(Add the word deleted “target” in the first paragraph, corrects the formatting error)
NEW YORK (Reuters) – President of the Cleveland Federal Reserve Bank, Beth Hammack, said on Tuesday that she is not urgently seen in order to reduce interest rates when there is still a lot of uncertainty what the commercial prices will do to inflation, which is still above the central bank.
“Given the resilience of the economy so far, the risks of maintaining the current policy framework seem weak, and I do not see a weakening of the economy which deserves miles of imminent rate, although I remain attentive to this possibility,” said Hammack in the text of a speech to be made in London.
The manager, who has no voting on the Federal Committee for the Free Rate Setting Market this year, said that in the middle of a lack of clarity, it is a good thing for the Fed to search for additional information before changing the policy. “It may well be that the policy remains pending for a while before the committee indicates very modest cuts to return the policy to a neutral framework,” she said.

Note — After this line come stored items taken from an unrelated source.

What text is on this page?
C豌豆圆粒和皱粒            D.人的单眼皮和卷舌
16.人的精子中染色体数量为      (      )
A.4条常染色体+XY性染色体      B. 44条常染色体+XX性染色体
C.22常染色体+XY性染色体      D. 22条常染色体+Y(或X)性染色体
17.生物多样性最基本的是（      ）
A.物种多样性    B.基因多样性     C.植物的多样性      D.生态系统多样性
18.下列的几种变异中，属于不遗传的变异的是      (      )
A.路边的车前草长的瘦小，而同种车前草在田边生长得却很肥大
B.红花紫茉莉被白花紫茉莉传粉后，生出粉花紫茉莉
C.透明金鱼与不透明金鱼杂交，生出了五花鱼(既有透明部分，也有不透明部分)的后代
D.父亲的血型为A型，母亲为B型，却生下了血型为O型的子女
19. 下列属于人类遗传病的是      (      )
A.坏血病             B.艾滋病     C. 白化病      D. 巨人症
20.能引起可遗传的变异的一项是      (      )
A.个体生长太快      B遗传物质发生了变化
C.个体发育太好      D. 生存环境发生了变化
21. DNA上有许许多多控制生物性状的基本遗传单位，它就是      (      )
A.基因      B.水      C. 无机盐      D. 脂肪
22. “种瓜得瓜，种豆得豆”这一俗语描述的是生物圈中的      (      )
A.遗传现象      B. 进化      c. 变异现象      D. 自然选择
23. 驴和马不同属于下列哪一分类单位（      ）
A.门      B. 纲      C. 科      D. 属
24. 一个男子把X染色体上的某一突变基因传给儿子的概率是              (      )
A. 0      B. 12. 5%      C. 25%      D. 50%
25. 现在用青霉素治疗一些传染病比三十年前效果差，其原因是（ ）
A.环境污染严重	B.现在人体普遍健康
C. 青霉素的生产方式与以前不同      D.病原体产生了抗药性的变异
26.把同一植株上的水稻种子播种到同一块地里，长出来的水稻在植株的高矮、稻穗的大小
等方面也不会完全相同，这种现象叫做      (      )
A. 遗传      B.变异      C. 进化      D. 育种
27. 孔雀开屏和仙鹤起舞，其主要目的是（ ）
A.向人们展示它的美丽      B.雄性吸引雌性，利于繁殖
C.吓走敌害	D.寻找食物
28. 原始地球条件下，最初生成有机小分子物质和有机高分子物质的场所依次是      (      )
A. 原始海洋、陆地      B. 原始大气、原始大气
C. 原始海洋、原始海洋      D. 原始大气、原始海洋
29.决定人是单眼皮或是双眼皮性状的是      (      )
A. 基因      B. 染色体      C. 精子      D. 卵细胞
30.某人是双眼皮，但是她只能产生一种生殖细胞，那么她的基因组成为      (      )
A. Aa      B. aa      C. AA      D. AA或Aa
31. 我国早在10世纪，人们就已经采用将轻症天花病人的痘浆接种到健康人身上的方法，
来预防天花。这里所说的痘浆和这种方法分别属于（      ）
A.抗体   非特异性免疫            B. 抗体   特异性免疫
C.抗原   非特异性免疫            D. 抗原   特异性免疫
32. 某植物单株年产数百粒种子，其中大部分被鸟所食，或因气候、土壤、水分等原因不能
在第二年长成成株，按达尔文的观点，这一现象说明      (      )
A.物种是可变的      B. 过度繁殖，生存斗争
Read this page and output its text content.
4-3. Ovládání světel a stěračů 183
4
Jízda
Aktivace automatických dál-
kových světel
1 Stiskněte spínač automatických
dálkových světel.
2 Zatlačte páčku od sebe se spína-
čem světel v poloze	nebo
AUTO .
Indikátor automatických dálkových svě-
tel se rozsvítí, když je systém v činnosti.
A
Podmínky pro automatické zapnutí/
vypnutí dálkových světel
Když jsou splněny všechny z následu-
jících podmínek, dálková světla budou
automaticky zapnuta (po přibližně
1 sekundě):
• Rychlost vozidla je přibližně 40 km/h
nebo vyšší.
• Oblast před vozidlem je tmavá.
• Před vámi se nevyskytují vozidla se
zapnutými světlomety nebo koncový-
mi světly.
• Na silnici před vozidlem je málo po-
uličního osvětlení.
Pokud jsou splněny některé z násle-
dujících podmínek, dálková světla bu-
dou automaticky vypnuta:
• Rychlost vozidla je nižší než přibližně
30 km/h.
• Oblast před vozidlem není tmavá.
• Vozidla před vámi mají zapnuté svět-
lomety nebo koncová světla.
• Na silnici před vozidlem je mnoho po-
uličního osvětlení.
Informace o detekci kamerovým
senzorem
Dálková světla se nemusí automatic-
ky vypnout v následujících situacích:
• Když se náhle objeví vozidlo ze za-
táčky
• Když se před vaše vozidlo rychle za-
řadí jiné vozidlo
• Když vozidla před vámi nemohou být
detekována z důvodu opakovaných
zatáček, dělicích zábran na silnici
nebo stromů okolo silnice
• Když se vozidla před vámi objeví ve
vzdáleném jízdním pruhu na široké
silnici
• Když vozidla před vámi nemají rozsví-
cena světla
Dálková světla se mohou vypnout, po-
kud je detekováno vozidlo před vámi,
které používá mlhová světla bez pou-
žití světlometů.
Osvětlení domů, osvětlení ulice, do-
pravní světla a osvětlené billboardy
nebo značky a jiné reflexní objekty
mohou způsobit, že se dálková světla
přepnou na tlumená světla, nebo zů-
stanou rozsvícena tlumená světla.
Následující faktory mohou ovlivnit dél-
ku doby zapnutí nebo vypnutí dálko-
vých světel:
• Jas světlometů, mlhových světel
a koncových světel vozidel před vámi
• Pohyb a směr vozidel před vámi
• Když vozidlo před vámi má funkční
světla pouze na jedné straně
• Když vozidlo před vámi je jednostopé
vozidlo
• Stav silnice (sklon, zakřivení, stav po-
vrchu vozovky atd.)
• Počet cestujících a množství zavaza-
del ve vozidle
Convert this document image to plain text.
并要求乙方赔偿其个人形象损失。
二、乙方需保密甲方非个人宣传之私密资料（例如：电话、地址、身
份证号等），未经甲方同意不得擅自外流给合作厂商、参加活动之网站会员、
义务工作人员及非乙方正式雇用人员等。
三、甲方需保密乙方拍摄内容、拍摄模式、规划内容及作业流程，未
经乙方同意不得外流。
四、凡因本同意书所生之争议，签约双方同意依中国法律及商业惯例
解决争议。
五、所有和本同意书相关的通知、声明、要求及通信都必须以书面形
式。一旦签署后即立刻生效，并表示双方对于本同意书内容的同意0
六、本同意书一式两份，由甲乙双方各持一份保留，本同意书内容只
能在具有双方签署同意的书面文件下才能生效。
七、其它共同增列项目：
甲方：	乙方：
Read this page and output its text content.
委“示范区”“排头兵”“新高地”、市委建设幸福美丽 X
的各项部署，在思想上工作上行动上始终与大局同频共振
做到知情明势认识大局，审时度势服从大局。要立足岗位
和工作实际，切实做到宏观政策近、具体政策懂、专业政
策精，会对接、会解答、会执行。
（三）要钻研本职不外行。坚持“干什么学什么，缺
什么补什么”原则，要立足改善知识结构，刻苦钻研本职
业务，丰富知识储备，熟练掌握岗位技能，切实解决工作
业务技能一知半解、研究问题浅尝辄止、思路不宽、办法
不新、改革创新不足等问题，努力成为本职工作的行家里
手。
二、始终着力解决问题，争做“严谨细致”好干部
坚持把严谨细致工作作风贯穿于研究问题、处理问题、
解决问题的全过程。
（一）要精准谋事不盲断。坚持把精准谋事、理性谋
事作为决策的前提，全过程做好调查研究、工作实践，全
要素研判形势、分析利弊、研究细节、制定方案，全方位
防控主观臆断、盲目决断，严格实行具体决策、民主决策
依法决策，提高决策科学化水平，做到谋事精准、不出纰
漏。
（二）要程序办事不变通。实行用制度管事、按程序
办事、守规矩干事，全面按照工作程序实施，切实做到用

Last week, the FOMC held its interest rate objective of the day overnight between 4.25% and 4.5% while the officials adopted a waiting approach to prospects. Many central bankers do not know how the constantly evolving matrix of President Donald Trump taxes will put pressure on inflation and, therefore, they are cautious about the evolution of interest rate policy.
But two Fed officials in recent days – Governor Christopher Waller and Vice -President of the Michelle Bowman supervision – said they were open to the reduction in interest rates at the FOMC meeting in late July. Waller is widely considered as a possible successor to President Jerome Powell in the middle of Trump’s stable calls to rate discounts, while Bowman was recently raised to the role of the first Fed Bank supervisor by Trump.
Hammack warned in his remarks that, with regard to monetary policy in uncertain weather, “I prefer to be slow and move in the right direction than to move quickly in the wrong.”
She noted that the Fed still has a long way to go to obtain inflation to its target of 2% and that there is no certainty if the prices will have a unique impact on inflation or if the impact will be more persistent. It is possible that “coming after a long period of high inflation, consumers and companies can react differently to this event that what could otherwise have been the case.”
Hammack said in his speech that the economy was in a solid position and that the labor market seems strong. It described the current state of monetary policy as “modestly restrictive”.